Chigbo’s Power Play

CUSU President Tom Chigbo named one of the 100 most powerful black people in the UK

black Chigbo CUSU David Lammy elections influential politics power list powerful role model speech Students Thomas Chigbo

Tom Chigbo has been named as one of the 100 most powerful black people in the UK. He is one of 30 students who feature on the prestigious "power list", which is intended to provide positive role models for teenagers.

The editor, Adenike Adeniture believes that "peer pressure is what gets a lot of young people into trouble, so we reasoned that surely it could work the other way round."

The list also includes the Archbishop of York, Attorney General Baroness Scotland, Miss East Africa and Yolanda Brown, the 26-year old Mobo award-winning artist. 

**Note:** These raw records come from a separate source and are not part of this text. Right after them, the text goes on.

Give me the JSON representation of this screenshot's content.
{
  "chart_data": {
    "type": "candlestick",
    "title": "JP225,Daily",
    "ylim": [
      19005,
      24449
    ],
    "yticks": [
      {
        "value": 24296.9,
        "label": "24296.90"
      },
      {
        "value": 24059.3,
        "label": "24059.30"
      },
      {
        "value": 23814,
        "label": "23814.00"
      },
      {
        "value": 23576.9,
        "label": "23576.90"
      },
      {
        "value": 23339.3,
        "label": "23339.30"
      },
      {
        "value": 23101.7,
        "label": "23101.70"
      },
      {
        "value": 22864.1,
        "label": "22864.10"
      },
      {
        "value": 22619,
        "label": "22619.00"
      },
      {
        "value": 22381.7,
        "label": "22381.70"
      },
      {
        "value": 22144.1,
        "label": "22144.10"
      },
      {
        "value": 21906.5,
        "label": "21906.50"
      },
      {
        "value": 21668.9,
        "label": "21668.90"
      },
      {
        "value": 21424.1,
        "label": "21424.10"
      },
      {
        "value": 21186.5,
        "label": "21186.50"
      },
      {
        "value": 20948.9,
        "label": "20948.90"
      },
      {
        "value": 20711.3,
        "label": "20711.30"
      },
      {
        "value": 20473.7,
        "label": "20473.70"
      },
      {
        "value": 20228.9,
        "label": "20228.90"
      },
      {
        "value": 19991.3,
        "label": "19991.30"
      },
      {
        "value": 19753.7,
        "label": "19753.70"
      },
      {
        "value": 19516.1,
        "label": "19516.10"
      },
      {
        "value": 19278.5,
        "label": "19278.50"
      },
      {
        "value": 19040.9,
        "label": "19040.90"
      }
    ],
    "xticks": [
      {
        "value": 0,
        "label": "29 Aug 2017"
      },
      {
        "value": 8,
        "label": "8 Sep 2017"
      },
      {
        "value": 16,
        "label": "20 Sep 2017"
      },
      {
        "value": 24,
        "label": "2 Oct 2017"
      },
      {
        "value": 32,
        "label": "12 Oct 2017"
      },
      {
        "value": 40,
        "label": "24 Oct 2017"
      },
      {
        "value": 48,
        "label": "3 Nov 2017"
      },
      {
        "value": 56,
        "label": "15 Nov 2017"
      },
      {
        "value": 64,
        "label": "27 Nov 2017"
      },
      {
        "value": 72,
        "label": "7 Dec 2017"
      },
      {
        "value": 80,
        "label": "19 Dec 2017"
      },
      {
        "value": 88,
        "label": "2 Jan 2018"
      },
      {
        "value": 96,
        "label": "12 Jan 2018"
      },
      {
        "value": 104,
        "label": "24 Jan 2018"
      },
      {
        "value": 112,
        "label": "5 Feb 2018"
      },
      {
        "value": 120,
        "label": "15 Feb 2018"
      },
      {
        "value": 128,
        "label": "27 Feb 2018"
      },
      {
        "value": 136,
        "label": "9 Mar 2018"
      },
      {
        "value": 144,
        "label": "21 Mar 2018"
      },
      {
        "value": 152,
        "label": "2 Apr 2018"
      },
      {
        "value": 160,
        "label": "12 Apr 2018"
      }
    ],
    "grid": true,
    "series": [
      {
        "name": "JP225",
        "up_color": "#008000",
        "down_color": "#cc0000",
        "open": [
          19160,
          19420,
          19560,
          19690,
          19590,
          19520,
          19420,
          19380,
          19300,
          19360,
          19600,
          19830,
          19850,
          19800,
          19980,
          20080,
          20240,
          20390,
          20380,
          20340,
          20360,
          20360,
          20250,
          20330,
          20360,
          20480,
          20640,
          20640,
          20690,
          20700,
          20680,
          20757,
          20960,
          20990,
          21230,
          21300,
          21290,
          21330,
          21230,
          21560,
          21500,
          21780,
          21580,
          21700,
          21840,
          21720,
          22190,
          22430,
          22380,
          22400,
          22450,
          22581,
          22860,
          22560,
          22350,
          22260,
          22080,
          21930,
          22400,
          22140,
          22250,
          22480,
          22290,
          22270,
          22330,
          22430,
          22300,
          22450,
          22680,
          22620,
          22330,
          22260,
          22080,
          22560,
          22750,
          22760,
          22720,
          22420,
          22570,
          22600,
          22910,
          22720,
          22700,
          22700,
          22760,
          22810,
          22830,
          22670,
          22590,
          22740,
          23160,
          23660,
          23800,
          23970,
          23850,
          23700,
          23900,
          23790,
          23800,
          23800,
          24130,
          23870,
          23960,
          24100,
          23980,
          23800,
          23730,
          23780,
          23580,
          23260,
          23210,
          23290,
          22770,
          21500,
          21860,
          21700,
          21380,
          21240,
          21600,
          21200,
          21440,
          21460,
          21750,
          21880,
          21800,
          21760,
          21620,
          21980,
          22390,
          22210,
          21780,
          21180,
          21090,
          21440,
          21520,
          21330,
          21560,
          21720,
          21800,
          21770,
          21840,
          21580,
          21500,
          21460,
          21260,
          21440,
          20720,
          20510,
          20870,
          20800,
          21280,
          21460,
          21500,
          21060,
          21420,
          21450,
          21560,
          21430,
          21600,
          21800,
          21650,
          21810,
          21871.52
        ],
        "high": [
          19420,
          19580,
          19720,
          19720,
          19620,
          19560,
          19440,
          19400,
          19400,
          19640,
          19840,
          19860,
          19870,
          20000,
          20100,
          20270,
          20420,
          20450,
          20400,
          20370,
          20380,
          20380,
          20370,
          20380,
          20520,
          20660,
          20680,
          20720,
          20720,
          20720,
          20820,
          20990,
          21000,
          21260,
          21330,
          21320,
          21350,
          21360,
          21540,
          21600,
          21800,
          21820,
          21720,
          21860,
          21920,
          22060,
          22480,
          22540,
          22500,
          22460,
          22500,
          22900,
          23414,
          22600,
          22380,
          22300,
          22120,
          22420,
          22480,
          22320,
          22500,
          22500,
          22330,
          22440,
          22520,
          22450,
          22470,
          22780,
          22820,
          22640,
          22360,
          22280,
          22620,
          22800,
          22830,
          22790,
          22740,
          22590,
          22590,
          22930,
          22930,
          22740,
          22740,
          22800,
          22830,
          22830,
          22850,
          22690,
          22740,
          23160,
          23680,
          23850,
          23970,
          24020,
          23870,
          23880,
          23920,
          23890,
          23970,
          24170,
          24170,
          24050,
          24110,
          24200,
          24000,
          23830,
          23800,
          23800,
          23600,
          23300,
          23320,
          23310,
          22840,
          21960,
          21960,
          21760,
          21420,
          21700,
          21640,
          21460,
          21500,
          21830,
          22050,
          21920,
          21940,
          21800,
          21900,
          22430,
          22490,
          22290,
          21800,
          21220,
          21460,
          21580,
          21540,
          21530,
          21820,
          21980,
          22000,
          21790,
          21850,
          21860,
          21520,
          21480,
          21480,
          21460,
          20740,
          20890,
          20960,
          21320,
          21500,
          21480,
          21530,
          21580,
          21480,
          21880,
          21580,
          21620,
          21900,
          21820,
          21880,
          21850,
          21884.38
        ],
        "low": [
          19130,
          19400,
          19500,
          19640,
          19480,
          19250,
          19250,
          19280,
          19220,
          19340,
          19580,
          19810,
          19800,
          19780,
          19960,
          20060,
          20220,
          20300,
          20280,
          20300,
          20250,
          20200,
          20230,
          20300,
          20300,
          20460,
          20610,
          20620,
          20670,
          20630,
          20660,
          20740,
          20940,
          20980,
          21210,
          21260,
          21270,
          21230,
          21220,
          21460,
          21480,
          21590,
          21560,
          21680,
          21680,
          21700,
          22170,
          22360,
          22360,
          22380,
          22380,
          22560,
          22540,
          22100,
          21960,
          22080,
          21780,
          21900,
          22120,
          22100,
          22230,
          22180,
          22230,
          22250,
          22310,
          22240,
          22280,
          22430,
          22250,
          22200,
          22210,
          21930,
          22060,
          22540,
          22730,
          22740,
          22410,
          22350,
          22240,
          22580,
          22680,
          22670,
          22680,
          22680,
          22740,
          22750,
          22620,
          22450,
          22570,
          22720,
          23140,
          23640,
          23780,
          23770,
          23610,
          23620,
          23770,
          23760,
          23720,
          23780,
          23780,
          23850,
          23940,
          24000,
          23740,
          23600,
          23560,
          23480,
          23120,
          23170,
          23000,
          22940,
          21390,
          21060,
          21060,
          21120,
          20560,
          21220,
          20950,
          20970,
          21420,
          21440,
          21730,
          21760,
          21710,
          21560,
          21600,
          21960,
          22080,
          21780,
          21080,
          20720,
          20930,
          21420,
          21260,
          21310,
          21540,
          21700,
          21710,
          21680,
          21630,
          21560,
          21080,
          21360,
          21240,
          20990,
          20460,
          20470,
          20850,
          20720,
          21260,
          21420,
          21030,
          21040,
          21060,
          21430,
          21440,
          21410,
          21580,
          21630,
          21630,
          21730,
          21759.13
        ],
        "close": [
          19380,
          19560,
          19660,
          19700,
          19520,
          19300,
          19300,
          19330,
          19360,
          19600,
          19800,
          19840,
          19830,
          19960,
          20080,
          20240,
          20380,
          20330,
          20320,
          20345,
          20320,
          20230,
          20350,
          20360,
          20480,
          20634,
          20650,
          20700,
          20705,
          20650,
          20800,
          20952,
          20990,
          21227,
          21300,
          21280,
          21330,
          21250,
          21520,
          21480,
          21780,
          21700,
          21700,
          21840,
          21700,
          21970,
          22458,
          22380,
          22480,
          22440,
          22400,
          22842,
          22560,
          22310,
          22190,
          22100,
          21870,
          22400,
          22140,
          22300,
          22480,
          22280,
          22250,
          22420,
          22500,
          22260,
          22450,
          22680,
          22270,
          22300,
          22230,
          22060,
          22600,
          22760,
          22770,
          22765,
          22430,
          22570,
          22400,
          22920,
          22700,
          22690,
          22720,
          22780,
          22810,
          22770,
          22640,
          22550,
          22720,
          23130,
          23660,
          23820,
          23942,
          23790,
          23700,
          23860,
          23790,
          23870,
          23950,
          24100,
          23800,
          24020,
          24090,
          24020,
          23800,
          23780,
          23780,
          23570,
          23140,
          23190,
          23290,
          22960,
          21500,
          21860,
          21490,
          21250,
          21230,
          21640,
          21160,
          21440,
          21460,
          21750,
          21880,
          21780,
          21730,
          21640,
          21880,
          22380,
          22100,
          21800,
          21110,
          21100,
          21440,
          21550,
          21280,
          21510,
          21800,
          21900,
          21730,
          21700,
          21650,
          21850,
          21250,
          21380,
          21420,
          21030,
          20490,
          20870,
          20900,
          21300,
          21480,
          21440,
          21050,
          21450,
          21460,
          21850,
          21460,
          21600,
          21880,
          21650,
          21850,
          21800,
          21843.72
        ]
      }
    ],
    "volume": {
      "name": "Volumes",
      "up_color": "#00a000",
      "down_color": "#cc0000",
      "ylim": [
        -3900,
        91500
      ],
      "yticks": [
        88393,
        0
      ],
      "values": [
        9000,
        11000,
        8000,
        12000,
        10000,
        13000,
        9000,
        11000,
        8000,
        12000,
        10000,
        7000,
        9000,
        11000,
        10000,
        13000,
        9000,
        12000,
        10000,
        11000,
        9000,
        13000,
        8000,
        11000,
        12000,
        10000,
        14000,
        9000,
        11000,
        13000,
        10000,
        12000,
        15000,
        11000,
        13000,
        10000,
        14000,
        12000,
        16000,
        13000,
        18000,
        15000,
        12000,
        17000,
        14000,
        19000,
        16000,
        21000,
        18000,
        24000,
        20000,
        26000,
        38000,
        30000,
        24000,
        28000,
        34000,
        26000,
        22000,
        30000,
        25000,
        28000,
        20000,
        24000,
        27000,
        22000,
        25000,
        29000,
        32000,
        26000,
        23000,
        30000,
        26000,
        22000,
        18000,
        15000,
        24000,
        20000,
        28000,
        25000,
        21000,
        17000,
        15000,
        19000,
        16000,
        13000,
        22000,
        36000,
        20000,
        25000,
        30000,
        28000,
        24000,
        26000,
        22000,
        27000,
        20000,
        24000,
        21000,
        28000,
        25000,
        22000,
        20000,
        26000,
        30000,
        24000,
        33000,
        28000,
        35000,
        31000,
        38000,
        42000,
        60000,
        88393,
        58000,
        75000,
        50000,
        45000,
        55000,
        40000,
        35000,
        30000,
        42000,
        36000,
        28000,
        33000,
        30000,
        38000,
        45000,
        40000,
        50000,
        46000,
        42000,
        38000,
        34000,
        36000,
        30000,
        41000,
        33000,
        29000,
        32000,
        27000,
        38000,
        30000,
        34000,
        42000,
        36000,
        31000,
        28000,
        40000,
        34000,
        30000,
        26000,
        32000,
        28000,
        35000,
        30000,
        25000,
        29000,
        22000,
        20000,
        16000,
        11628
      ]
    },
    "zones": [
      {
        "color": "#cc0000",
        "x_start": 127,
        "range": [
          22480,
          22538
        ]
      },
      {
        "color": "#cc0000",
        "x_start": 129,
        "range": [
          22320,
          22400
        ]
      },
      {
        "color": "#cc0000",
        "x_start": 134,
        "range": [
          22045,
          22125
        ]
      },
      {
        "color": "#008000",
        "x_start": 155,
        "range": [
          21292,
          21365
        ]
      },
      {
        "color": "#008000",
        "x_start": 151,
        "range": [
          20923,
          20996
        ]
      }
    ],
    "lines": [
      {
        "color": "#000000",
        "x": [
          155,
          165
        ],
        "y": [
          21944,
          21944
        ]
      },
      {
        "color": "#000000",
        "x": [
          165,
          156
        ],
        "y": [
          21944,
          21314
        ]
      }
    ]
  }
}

Tom Chigbo, 21, is the first black president of CUSU and has been praised by the media for shattering glass ceilings. The Evening Standard recently described him as "young, black, and with the world at his feet".

One of the judges was higher education minister David Lammy, who recently backtracked after accusing Cambridge University of racial prejudice. In a draft version of a key speech he claimed that it was unacceptable that in 2003 "there were more students at Cambridge with the surname White than black students." The remark was dropped from the final speech and University representatives have so far refused to comment.

Mr Lammy was previously interviewed for the Varsity article that criticised the admissions figures, claiming that only 23 black students were accepted in 2003. In 2008 more than a dozen Colleges didn’t admit a single student who declared their ethnicity to be black.

The current controversy over the minister’s U-turn should not take away from what Tom Chigbo has achieved. He has not only been elected as the first black president, but has also arguably become the first CUSU representative to be described as "powerful".